In the mystique female voice!
I bought it in steam before they removed it. So I can still install and play this game from time to time. Capture the flag is something else in this game!
UT4 would have been pretty nice. I remember building the alpha from source when they put it GitHub.... .... Which is now closer to the release of UT 2004 than today. sigh
For those looking for silliness: https://www.youtube.com/watch?v=yVO2VDPnI0Y
It's focused on movement-based challenges and is extremely fun and unique.
I host a few BT servers myself. Please feel free to join and check it out. See: https://www.bunnytrack.net/about
It was allowed to wither and then murdered in 2022. You can't even buy it now, not even on GOG (you could buy it on GOG previously, but it was removed).
They started working on a new title, but it was meandering for a long time; it seemed that they would do some of the ground work but relied on the community a lot to design and build maps and weapons. Then the Fortnite team released a Battle Royale mode and made it free to play and it completely dominated the market. The UT team was transitioned to Fortnite in 2017, and Fortnite became their money printer earning them hundreds of millions per month.

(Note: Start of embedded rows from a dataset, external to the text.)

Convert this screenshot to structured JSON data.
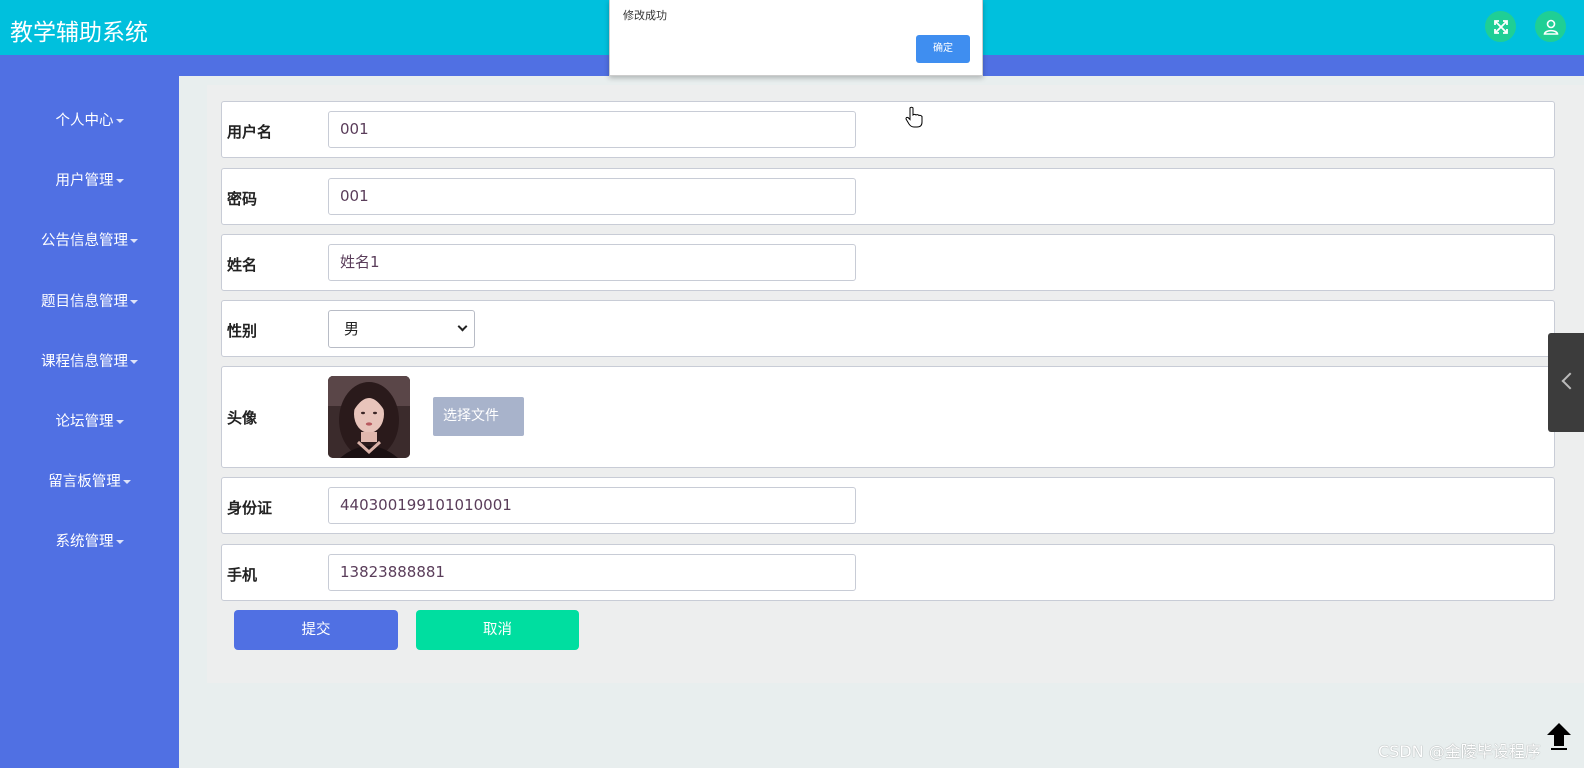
{
  "app": {
    "title": "教学辅助系统"
  },
  "header": {
    "fullscreen_icon": "fullscreen-icon",
    "user_icon": "user-icon"
  },
  "sidebar": {
    "items": [
      {
        "label": "个人中心"
      },
      {
        "label": "用户管理"
      },
      {
        "label": "公告信息管理"
      },
      {
        "label": "题目信息管理"
      },
      {
        "label": "课程信息管理"
      },
      {
        "label": "论坛管理"
      },
      {
        "label": "留言板管理"
      },
      {
        "label": "系统管理"
      }
    ]
  },
  "form": {
    "username": {
      "label": "用户名",
      "value": "001"
    },
    "password": {
      "label": "密码",
      "value": "001"
    },
    "name": {
      "label": "姓名",
      "value": "姓名1"
    },
    "gender": {
      "label": "性别",
      "value": "男"
    },
    "avatar": {
      "label": "头像",
      "file_button": "选择文件"
    },
    "id_card": {
      "label": "身份证",
      "value": "440300199101010001"
    },
    "phone": {
      "label": "手机",
      "value": "13823888881"
    },
    "submit_label": "提交",
    "cancel_label": "取消"
  },
  "alert": {
    "message": "修改成功",
    "confirm_label": "确定"
  },
  "watermark": "CSDN @金陵毕设程序",
  "colors": {
    "topbar": "#00c0dd",
    "sidebar": "#5070e3",
    "submit": "#5070e3",
    "cancel": "#00dea0",
    "icon_bg": "#1fcf95"
  }
}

While I love Unreal Tournament and would love for them or some other party to fill the gap of a no-nonsense arena shooter, the reality is that it wouldn't be as popular or lucrative as Fortnite. It'd be competing with FPS games like CoD and Battlefield, which have more going for them - including an uneven playing field, depending on players' progression and paid-for unlocks.
Sign me the f up!
It's basically a modernized anthology of the three Timesplitters games that were quite popular on consoles of the PS2 era.
Separately it's a shame most modern games have removed LAN gaming.
I just wish these groups making fan-made builds would share at least patches, so they don't become gatekeepers and others could build on their work.
… oh wait I have a 60 hour a week job
… oh wait I have a wife with PPD and 2 young kids and I have to hire a babysitter just to put up Christmas lights
… oh wait I have RSIs in my dominant hand
I think I’ll just make do with my memories of this game. I imagine much of my opinion was colored by being a teenager when it was released.
The one glaring problem the game has is double-tapping movement keys to dodge. Kills your fingers and you can’t ignore it because dodging seems to be the primary mode of skill expression beside weapon choice and aim.
There were silly ones like the one making your characters head larger for each kill, and those which made it just different like low gravity, and so on.
It was also relatively easy to make your own, thanks to UnrealScript.
Really wish more multiplayer games embraced this concept, it really increased replayability by changing things up.